Tunisia’s former dictator, Zine El Abidine Ben Ali, has embezzled billions of dollars during his 24 years of reign, a report from the World Bank says.
The report noted that companies controlled by the dictator and his family garnered about 25 percent of the country's private sector profits.
It also showed how Ben Ali established and manipulated regulations for companies and investment to benefit his own family firms.
The regulations were "a smokescreen for extraction of rents," according to Bob Rijkers, lead author of the study.
The report identified 220 companies controlled by the former dictator and his family, including companies in telecommunications, the cement industry, automobiles, sugar, airlines, real estate, the food industry, and hotels and restaurants.
Financial activities of the firms, all controlled by Ben Ali, his wife Leila Trabelsi, and their children and siblings, were exposed in documents confiscated by the Tunisian government in the aftermath of the 2011 revolution.

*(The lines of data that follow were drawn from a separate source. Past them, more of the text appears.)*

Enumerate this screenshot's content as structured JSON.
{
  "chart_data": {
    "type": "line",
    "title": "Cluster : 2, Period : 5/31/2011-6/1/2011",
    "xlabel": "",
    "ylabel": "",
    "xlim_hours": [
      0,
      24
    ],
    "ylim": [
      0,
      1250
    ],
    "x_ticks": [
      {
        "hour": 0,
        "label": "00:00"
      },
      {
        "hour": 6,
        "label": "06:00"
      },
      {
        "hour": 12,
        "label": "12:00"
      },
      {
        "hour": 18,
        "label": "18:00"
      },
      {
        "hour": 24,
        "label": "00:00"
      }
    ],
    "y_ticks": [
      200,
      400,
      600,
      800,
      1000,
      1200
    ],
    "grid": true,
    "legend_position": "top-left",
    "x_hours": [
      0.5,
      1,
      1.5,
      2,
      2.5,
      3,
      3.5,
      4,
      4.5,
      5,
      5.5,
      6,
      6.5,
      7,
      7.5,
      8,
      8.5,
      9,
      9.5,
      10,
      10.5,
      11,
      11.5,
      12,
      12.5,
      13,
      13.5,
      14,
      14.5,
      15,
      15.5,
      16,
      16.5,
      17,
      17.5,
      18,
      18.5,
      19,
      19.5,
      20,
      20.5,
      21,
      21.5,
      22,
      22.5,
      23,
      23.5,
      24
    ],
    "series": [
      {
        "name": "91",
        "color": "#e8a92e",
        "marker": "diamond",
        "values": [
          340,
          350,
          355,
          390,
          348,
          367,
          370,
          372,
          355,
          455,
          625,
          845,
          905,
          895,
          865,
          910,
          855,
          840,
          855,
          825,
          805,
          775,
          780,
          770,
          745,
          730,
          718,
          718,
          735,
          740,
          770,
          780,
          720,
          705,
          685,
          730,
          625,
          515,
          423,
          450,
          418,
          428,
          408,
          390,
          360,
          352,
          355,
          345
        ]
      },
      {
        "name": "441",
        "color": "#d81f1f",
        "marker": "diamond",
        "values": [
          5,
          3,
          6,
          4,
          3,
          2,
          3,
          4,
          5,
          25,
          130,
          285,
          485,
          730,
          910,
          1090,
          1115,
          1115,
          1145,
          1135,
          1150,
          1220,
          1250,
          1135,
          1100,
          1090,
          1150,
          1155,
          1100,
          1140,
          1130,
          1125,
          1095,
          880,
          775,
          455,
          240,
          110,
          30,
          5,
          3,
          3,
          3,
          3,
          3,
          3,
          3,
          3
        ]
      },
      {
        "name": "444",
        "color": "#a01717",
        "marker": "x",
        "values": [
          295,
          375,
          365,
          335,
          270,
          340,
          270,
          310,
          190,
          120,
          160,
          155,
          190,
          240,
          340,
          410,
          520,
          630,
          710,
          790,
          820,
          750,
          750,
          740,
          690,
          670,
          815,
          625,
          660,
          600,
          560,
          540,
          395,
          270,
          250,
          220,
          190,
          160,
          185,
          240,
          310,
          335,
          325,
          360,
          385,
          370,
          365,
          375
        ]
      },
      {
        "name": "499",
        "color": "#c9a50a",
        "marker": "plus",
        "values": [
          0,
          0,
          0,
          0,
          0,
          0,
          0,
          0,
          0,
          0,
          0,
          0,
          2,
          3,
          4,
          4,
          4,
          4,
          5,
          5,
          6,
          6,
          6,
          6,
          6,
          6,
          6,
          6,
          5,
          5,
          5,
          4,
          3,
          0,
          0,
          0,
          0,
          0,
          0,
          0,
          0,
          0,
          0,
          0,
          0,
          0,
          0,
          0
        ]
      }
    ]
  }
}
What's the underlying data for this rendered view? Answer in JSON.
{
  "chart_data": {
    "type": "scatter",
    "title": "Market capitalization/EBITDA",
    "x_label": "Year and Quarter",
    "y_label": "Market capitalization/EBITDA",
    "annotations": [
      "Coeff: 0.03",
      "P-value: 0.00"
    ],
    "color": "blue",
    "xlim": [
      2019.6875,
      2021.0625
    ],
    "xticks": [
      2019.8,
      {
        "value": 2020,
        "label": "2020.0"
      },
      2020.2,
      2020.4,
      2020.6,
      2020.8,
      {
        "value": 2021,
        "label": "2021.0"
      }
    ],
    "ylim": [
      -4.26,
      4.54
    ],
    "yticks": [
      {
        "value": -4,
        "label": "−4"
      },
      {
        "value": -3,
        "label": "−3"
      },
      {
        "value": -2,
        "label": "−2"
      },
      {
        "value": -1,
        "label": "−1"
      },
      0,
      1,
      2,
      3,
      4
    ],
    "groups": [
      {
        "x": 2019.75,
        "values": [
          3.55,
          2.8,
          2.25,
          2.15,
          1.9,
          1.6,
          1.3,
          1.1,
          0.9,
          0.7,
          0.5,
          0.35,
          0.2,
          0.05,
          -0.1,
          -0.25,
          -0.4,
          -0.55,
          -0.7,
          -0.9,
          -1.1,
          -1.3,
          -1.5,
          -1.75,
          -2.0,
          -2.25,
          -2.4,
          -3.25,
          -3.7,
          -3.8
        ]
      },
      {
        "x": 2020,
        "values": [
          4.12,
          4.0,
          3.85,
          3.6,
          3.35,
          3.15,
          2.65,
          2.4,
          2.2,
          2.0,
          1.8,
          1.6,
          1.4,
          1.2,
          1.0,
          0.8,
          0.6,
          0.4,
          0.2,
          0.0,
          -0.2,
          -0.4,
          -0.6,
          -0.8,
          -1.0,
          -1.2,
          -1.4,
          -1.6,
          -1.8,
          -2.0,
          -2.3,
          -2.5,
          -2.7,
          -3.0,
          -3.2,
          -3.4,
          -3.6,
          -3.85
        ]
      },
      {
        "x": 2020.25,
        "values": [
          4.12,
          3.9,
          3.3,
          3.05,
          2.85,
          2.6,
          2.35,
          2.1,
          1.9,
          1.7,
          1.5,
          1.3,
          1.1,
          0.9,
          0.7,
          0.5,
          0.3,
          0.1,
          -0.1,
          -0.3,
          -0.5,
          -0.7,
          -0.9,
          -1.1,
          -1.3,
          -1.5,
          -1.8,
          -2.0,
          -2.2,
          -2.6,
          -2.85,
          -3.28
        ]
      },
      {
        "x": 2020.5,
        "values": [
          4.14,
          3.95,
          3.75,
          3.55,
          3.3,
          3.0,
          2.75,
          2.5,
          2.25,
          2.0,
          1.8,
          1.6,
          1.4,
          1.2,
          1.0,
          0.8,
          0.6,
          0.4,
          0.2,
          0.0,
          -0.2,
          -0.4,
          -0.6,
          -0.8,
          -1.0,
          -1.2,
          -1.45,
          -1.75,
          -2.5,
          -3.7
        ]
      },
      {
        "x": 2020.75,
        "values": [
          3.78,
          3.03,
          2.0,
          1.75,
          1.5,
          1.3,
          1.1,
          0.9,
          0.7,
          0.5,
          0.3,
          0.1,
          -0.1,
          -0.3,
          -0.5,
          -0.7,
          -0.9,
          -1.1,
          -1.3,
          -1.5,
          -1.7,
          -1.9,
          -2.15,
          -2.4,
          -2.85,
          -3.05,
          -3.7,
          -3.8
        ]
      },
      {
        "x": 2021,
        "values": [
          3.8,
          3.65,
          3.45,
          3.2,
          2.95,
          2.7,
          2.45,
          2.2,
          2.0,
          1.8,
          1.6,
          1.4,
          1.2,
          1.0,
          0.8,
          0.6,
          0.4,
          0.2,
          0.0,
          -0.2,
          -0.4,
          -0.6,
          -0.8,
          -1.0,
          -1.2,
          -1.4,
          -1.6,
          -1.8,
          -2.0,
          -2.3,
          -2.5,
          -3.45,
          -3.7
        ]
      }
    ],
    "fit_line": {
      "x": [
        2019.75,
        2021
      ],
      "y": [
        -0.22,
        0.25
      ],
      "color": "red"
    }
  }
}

The World Economic Forum regularly ranked the country as Africa's most competitive economy, and Tunisia was heralded by the International Monetary Fund as a model for others.

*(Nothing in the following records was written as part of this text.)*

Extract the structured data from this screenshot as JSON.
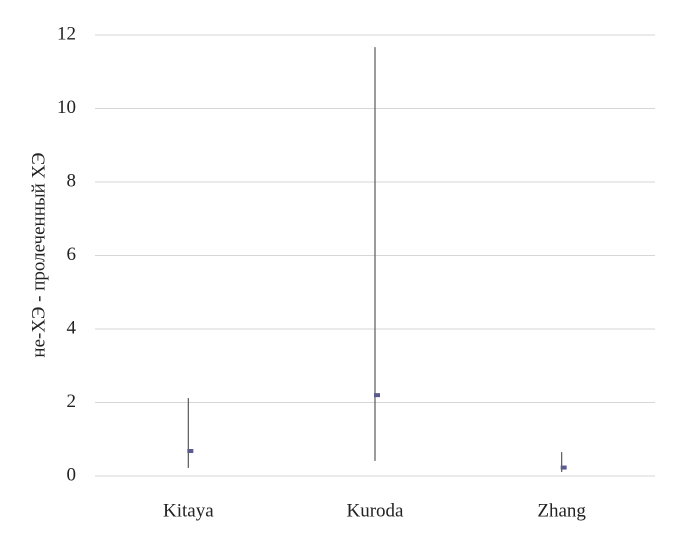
{
  "chart_data": {
    "type": "range",
    "y_label": "не-ХЭ - пролеченный ХЭ",
    "categories": [
      "Kitaya",
      "Kuroda",
      "Zhang"
    ],
    "values": [
      0.68,
      2.2,
      0.23
    ],
    "lows": [
      0.22,
      0.41,
      0.11
    ],
    "highs": [
      2.12,
      11.67,
      0.65
    ],
    "color": "#5b5b8f",
    "range_color": "#595959",
    "ylim": [
      0,
      12
    ],
    "yticks": [
      0,
      2,
      4,
      6,
      8,
      10,
      12
    ],
    "grid": true
  }
}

However the report said, “Tunisia's openness was largely a mirage, with large sectors of the economy closed, and many of these captured by interests close to the regime."

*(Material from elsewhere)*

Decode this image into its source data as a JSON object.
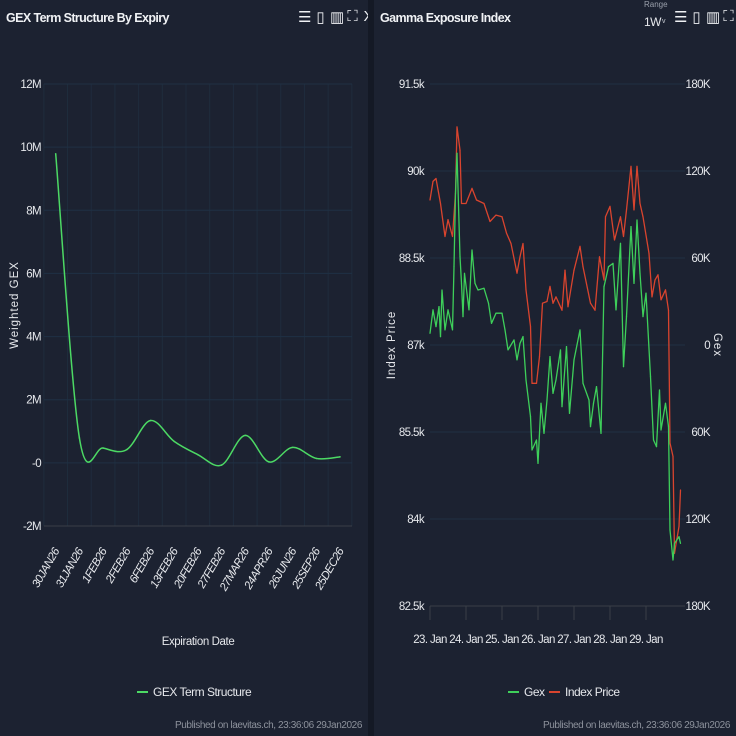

Ben Ali fled Tunisia in the aftermath of the country’s revolution and currently lives in exile in Saudi Arabia with his wife.
The former leader has already received two life sentences in prison for his regime’s crackdown on protesters prior to his ouster.
According to the United Nations figures, more than 300 people were killed and many others wounded in the former government’s crackdown on protests over corruption, unemployment, and high food prices.